Apple’s ‘geniuses’ are straining under the iPhone’s success, but revamped stores could ease the pressure

Kif Leswing, Business Insider:

According to numerous blue-shirted “geniuses” that Business Insider spoke to, a rising tide of store visitors and on-the-job performance expectations have pushed the system to the breaking point.

And:

Retail employees notice that the stores are packed. One says that his store can’t keep up. “We haven’t been able to keep up with traffic since I started 8 years ago,” a senior Genius at a small store in the Midwest that has yet to be redesigned told Business Insider. “I wouldn’t even walk in the store because of how crowded it gets. During Christmas [season] you can hardly move.”

Even consumers who purchased their phones through their wireless carriers now increasingly turn to the Apple store as their de-facto service center. In some cases, the arrangement is deliberate: T-Mobile earlier this year started bundling AppleCare, Apple’s warranty and service program, into its own device insurance program, funneling its own customers to Apple for service.
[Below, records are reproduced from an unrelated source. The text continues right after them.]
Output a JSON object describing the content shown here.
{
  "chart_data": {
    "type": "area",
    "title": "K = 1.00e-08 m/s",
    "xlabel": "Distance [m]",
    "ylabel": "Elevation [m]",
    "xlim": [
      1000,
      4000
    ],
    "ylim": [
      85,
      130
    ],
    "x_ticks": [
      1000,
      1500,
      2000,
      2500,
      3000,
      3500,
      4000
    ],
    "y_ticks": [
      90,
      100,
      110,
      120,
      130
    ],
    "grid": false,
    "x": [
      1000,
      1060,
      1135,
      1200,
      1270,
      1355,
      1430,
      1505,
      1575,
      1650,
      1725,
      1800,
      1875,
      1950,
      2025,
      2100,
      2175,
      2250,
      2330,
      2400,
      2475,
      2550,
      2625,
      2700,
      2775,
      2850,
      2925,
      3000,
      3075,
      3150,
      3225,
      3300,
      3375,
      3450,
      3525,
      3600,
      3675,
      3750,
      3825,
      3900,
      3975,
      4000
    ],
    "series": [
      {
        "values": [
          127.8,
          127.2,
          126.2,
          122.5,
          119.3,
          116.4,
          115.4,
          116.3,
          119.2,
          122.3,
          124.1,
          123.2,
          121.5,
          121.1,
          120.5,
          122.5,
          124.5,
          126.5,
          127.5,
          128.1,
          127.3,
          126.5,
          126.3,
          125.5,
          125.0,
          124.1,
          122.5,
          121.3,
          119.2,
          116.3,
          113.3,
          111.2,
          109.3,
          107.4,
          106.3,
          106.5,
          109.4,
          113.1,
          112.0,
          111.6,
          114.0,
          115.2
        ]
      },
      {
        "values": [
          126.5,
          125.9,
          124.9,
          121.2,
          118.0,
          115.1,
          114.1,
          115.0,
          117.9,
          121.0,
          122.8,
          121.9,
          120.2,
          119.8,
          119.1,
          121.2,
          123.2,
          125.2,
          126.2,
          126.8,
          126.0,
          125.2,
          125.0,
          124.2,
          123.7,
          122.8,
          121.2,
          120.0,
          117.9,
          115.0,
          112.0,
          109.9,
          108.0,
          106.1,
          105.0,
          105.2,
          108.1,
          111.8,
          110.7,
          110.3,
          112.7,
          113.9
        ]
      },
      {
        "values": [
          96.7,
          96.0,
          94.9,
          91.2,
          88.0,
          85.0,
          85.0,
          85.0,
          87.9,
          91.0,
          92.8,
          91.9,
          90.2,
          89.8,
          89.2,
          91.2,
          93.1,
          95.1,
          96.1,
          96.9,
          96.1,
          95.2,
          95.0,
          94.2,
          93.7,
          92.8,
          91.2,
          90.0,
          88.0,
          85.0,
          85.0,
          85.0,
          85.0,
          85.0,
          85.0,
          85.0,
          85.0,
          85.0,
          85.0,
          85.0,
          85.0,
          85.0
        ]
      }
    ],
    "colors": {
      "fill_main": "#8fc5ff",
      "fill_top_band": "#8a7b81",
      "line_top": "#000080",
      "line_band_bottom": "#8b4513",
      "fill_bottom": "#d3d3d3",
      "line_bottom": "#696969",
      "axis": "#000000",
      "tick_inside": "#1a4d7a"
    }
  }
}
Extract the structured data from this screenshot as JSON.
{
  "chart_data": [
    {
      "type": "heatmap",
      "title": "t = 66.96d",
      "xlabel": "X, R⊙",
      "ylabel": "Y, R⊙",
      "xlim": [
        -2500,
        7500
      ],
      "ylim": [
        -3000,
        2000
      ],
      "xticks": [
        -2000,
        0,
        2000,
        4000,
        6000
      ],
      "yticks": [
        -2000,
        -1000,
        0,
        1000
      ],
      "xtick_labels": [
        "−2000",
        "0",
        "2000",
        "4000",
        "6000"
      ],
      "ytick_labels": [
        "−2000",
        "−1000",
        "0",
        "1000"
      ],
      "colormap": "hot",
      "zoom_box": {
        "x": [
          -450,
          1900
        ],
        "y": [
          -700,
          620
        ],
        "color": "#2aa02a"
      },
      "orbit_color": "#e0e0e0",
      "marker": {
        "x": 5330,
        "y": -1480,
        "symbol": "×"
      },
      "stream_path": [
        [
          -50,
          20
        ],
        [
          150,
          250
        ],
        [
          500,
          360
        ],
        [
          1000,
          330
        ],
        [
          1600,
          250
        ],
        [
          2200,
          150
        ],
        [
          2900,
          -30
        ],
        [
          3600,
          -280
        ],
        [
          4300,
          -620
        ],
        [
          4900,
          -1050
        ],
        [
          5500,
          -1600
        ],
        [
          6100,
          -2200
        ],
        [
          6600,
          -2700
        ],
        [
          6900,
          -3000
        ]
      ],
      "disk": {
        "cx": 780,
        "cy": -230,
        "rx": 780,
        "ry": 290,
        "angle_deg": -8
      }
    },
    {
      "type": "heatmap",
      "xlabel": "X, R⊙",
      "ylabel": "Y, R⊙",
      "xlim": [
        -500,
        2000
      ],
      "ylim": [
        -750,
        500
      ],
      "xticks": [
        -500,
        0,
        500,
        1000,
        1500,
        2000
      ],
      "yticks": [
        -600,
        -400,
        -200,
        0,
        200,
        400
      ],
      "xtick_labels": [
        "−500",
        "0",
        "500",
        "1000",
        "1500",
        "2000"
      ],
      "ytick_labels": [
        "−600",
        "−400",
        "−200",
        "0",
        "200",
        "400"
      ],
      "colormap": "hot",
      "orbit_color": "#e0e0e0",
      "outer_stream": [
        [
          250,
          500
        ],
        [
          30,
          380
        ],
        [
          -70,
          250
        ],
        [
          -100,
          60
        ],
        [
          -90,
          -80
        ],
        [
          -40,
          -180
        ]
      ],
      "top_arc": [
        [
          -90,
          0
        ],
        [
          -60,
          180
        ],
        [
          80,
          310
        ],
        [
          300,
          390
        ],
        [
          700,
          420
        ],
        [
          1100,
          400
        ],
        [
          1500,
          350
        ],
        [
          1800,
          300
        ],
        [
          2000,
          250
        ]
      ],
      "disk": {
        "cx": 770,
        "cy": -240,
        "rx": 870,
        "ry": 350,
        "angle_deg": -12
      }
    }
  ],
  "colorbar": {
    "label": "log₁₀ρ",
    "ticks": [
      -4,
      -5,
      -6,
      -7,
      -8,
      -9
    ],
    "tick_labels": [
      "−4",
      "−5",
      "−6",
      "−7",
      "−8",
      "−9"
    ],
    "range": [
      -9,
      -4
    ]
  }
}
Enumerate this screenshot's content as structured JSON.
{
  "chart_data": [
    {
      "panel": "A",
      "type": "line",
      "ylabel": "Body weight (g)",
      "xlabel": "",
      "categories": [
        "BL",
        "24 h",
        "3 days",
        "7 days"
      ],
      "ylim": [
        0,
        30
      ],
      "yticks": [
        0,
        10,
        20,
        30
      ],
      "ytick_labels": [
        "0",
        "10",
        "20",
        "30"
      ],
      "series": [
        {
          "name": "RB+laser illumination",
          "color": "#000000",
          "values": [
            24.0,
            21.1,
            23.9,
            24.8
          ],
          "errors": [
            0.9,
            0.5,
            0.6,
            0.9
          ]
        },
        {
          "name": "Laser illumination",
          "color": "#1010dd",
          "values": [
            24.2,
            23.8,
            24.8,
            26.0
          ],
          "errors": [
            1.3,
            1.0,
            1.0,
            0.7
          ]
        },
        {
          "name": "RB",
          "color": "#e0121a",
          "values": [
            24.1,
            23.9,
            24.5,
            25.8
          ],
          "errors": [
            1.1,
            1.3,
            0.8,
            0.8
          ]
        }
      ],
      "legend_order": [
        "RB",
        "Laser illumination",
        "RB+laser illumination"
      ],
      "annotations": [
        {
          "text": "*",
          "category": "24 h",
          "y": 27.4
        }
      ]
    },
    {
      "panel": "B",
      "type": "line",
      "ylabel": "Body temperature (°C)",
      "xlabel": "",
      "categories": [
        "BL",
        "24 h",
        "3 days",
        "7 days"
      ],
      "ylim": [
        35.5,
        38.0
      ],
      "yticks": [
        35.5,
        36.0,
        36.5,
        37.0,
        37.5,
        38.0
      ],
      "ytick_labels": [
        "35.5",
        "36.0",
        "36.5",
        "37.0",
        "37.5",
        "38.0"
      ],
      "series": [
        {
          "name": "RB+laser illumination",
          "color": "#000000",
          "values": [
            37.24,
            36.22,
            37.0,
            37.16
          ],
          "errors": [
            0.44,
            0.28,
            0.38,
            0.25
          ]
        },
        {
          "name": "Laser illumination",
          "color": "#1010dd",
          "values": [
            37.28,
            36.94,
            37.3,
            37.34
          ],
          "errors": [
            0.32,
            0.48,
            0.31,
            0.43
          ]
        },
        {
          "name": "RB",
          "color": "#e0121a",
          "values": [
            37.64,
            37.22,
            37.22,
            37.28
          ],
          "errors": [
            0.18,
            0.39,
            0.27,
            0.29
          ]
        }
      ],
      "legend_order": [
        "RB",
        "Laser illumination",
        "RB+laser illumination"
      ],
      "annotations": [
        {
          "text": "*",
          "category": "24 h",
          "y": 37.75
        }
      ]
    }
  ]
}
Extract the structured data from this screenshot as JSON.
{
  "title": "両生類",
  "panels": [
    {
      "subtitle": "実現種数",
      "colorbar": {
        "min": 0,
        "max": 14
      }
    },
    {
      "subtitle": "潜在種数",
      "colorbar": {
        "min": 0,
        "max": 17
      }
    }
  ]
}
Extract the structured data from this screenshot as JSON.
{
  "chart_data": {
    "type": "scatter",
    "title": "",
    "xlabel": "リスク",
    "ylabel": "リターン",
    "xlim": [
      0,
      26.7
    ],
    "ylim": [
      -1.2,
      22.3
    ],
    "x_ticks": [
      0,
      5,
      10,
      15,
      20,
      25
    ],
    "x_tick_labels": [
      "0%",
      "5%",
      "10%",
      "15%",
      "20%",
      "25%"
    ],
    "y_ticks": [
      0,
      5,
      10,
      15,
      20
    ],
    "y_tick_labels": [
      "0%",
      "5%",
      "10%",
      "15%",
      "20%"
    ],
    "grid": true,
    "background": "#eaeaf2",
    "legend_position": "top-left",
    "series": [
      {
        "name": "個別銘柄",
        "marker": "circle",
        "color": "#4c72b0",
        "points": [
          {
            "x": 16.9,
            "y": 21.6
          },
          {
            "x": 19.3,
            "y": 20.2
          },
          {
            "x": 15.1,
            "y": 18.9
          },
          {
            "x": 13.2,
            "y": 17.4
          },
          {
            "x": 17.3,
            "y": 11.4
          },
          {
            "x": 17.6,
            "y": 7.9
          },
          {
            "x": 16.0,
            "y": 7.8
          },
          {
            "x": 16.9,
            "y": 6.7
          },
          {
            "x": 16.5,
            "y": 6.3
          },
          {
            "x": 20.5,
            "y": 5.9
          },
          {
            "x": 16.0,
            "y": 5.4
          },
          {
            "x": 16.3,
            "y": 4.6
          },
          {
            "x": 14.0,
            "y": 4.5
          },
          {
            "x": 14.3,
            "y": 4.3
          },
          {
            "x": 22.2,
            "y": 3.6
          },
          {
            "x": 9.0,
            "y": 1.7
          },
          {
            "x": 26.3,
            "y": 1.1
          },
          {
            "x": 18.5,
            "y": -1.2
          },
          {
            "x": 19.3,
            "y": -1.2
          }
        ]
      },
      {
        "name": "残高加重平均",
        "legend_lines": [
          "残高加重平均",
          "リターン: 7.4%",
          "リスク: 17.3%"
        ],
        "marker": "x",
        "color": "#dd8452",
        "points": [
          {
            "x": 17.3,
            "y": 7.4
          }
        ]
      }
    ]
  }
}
This is a natural result of Apple’s enormous success. The question is, what is Apple doing to help alleviate this strain?

In 2016, Apple introduced a new repair role, named Technical Expert, which can do iPhone repairs and replacements for customers, but can’t repair Macs. The new Technical Expert roles seem to be doing a better job accommodating people who walk in with broken iPhones without appointments.

And:

With the new store design, Apple is rethinking the concept of the Genius Bar itself. Although new stores still have the traditional scheduled appointments for customers, the system has shifted to what Apple calls the “Genius Grove,” in which roving techs can service customers in a large tree-lined part of the store.

I go to the Apple Store pretty regularly, and I am seeing a difference. The original service model reserved the majority of the floor for sales, pushing all technical/service issues to a relatively small space at the rear of the store.

But the modern Apple Store feels different, the flow of technical/service response feels more triaged. Go in, find any Apple-shirted person, and explain your issue. Frequently, the path to a solution starts with that person either responding directly, or connecting you to the right someone in the store to work through a problem, often without spending time in any sort of queue at all.

It’s a night and day difference, from a customer experience perspective.